Meteoric rises are often accompanied by spectacular falls, but Rock shot to the top of the comedy world and has stayed there up through a night ago when he destroyed at the Oscars.
One of the most recognizable voices anywhere, it has been tough for Rock to avoid typecasting, and becoming a bit of a caricature of himself. But that’s only possible when you become an icon. Rock’s stage material waned slightly in the later part of the last decade but he has found his voice again and more importantly has found a way to contribute regularly to the national conversation through his opinion pieces.
It’s hard to explain to anyone who didn’t witness it how big Chris Rock was when he first came on the scene.
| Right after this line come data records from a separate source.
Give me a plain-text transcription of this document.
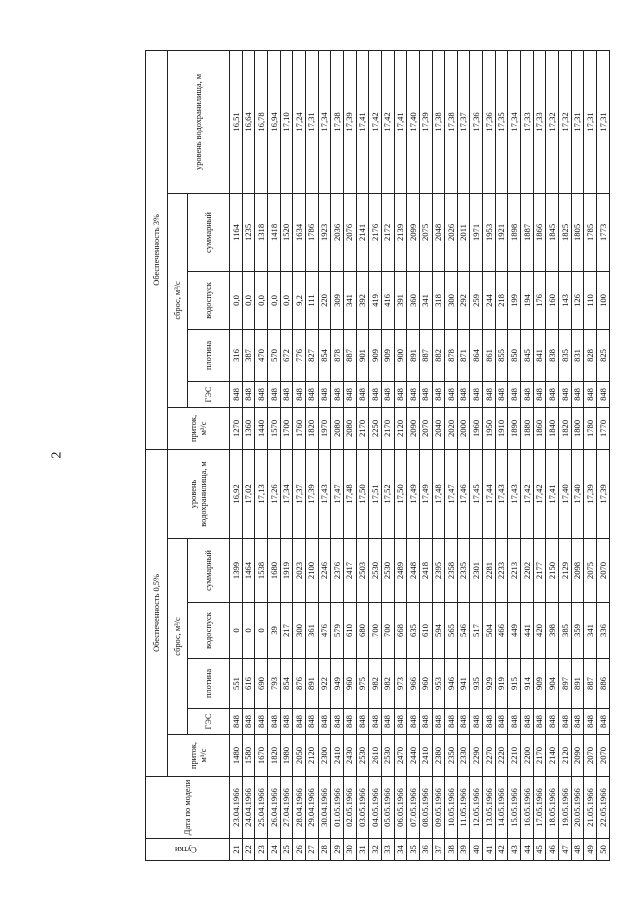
2
Сутки	Дата по модели	Обеспеченность 0,5%						Обеспеченность 3%					
		приток, м³/с	сброс, м³/с				уровень водохранилища, м	приток, м³/с	сброс, м³/с				уровень водохранилища, м
			ГЭС	плотина	водоспуск	суммарный			ГЭС	плотина	водоспуск	суммарный	
21	23.04.1966	1480	848	551	0	1399	16,92	1270	848	316	0,0	1164	16,51
22	24.04.1966	1580	848	616	0	1464	17,02	1360	848	387	0,0	1235	16,64
23	25.04.1966	1670	848	690	0	1538	17,13	1440	848	470	0,0	1318	16,78
24	26.04.1966	1820	848	793	39	1680	17,26	1570	848	570	0,0	1418	16,94
25	27.04.1966	1980	848	854	217	1919	17,34	1700	848	672	0,0	1520	17,10
26	28.04.1966	2050	848	876	300	2023	17,37	1760	848	776	9,2	1634	17,24
27	29.04.1966	2120	848	891	361	2100	17,39	1820	848	827	111	1786	17,31
28	30.04.1966	2300	848	922	476	2246	17,43	1970	848	854	220	1923	17,34
29	01.05.1966	2410	848	949	579	2376	17,47	2080	848	878	309	2036	17,38
30	02.05.1966	2430	848	960	610	2417	17,48	2080	848	887	341	2076	17,39
31	03.05.1966	2530	848	975	680	2503	17,50	2170	848	901	392	2141	17,41
32	04.05.1966	2610	848	982	700	2530	17,51	2250	848	909	419	2176	17,42
33	05.05.1966	2530	848	982	700	2530	17,52	2170	848	909	416	2172	17,42
34	06.05.1966	2470	848	973	668	2489	17,50	2120	848	900	391	2139	17,41
35	07.05.1966	2440	848	966	635	2448	17,49	2090	848	891	360	2099	17,40
36	08.05.1966	2410	848	960	610	2418	17,49	2070	848	887	341	2075	17,39
37	09.05.1966	2380	848	953	594	2395	17,48	2040	848	882	318	2048	17,38
38	10.05.1966	2350	848	946	565	2358	17,47	2020	848	878	300	2026	17,38
39	11.05.1966	2330	848	941	546	2335	17,46	2000	848	871	292	2011	17,37
40	12.05.1966	2290	848	935	517	2301	17,45	1960	848	864	259	1971	17,36
41	13.05.1966	2270	848	929	504	2281	17,44	1950	848	861	244	1953	17,36
42	14.05.1966	2220	848	919	466	2233	17,43	1910	848	855	218	1921	17,35
43	15.05.1966	2210	848	915	449	2213	17,43	1890	848	850	199	1898	17,34
44	16.05.1966	2200	848	914	441	2202	17,42	1880	848	845	194	1887	17,33
45	17.05.1966	2170	848	909	420	2177	17,42	1860	848	841	176	1866	17,33
46	18.05.1966	2140	848	904	398	2150	17,41	1840	848	838	160	1845	17,32
47	19.05.1966	2120	848	897	385	2129	17,40	1820	848	835	143	1825	17,32
48	20.05.1966	2090	848	891	359	2098	17,40	1800	848	831	126	1805	17,31
49	21.05.1966	2070	848	887	341	2075	17,39	1780	848	828	110	1785	17,31
50	22.05.1966	2070	848	886	336	2070	17,39	1770	848	825	100	1773	17,31
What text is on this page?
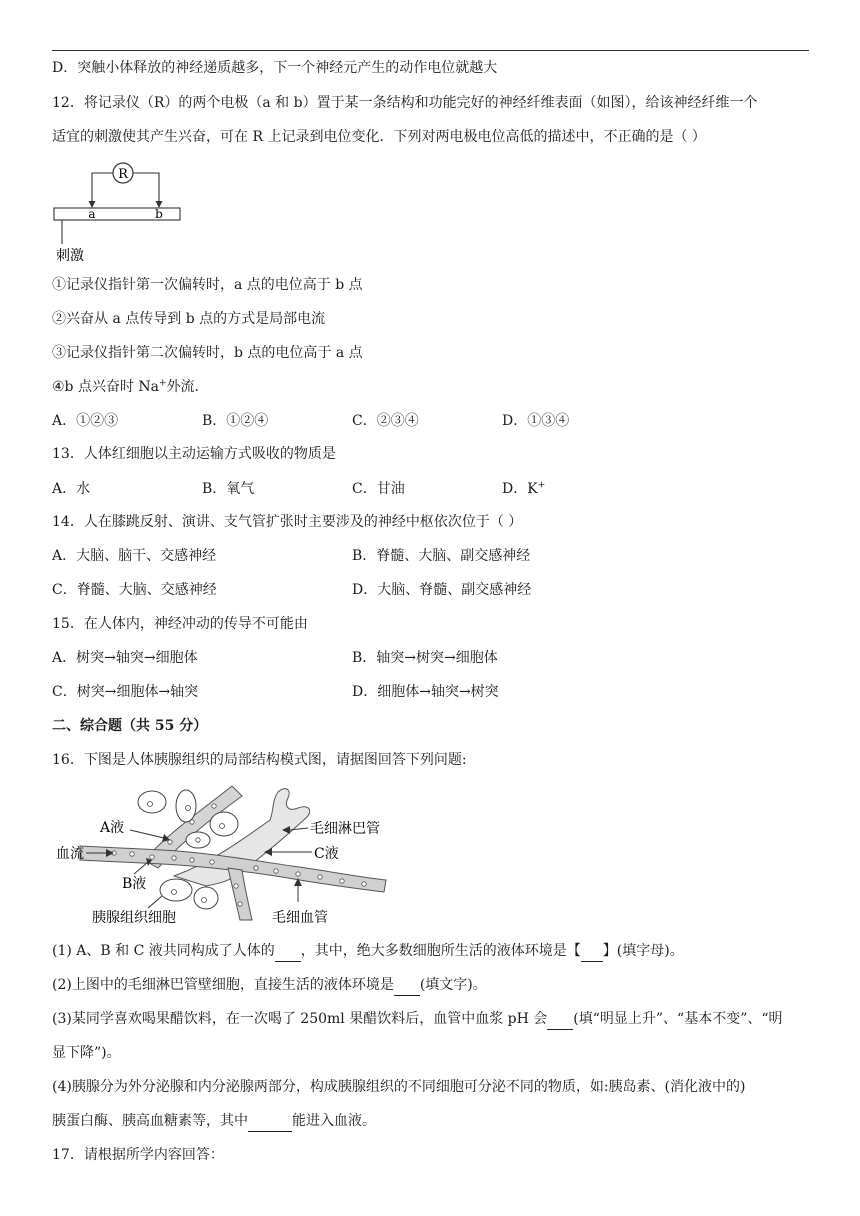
D．突触小体释放的神经递质越多，下一个神经元产生的动作电位就越大
12．将记录仪（R）的两个电极（a 和 b）置于某一条结构和功能完好的神经纤维表面（如图），给该神经纤维一个
适宜的刺激使其产生兴奋，可在 R 上记录到电位变化．下列对两电极电位高低的描述中，不正确的是（ ）
R
a	b
刺激
①记录仪指针第一次偏转时，a 点的电位高于 b 点
②兴奋从 a 点传导到 b 点的方式是局部电流
③记录仪指针第二次偏转时，b 点的电位高于 a 点
④b 点兴奋时 Na+外流．
A．①②③	B．①②④	C．②③④	D．①③④
13．人体红细胞以主动运输方式吸收的物质是
A．水	B．氧气	C．甘油	D．K+
14．人在膝跳反射、演讲、支气管扩张时主要涉及的神经中枢依次位于（ ）
A．大脑、脑干、交感神经	B．脊髓、大脑、副交感神经
C．脊髓、大脑、交感神经	D．大脑、脊髓、副交感神经
15．在人体内，神经冲动的传导不可能由
A．树突→轴突→细胞体	B．轴突→树突→细胞体
C．树突→细胞体→轴突	D．细胞体→轴突→树突
二、综合题（共 55 分）
16．下图是人体胰腺组织的局部结构模式图，请据图回答下列问题:
A液
血流
B液
胰腺组织细胞
毛细淋巴管
C液
毛细血管
(1) A、B 和 C 液共同构成了人体的 ，其中，绝大多数细胞所生活的液体环境是【 】(填字母)。
(2)上图中的毛细淋巴管壁细胞，直接生活的液体环境是 (填文字)。
(3)某同学喜欢喝果醋饮料，在一次喝了 250ml 果醋饮料后，血管中血浆 pH 会 (填“明显上升”、“基本不变”、“明
显下降”)。
(4)胰腺分为外分泌腺和内分泌腺两部分，构成胰腺组织的不同细胞可分泌不同的物质，如:胰岛素、(消化液中的)
胰蛋白酶、胰高血糖素等，其中	能进入血液。
17．请根据所学内容回答：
Think Kendrick Lamar or LeBron James. Instant greatness. Rock has more classic specials than some great comedians have classic bits. Some of his best bits are all-timers that – oftentimes sadly – remain relevant today.
Not afraid to speak about anything – certainly race, but also gun/bullet control, partisan politics, sex, death, and pretty much everything else you “aren’t supposed to talk about” – Rock still manages not to be particularly offensive. Any amount of R-rated material can offend, but Rock’s ability to toe the line is why he gets invited to host things like the Oscars despite countless barriers for performers of color to be offered those kinds of gigs.
One of the most honest voices in comedy, Rock is an unquestionable all-time legend. He could very easily rank first on a list like this, but he had a few misfire specials that stick out in my mind so I had to drop him for consistency.
Hilarious, insightful, and one-of-a-kind, Chris Rock is as funny as anyone who has ever taken the stage.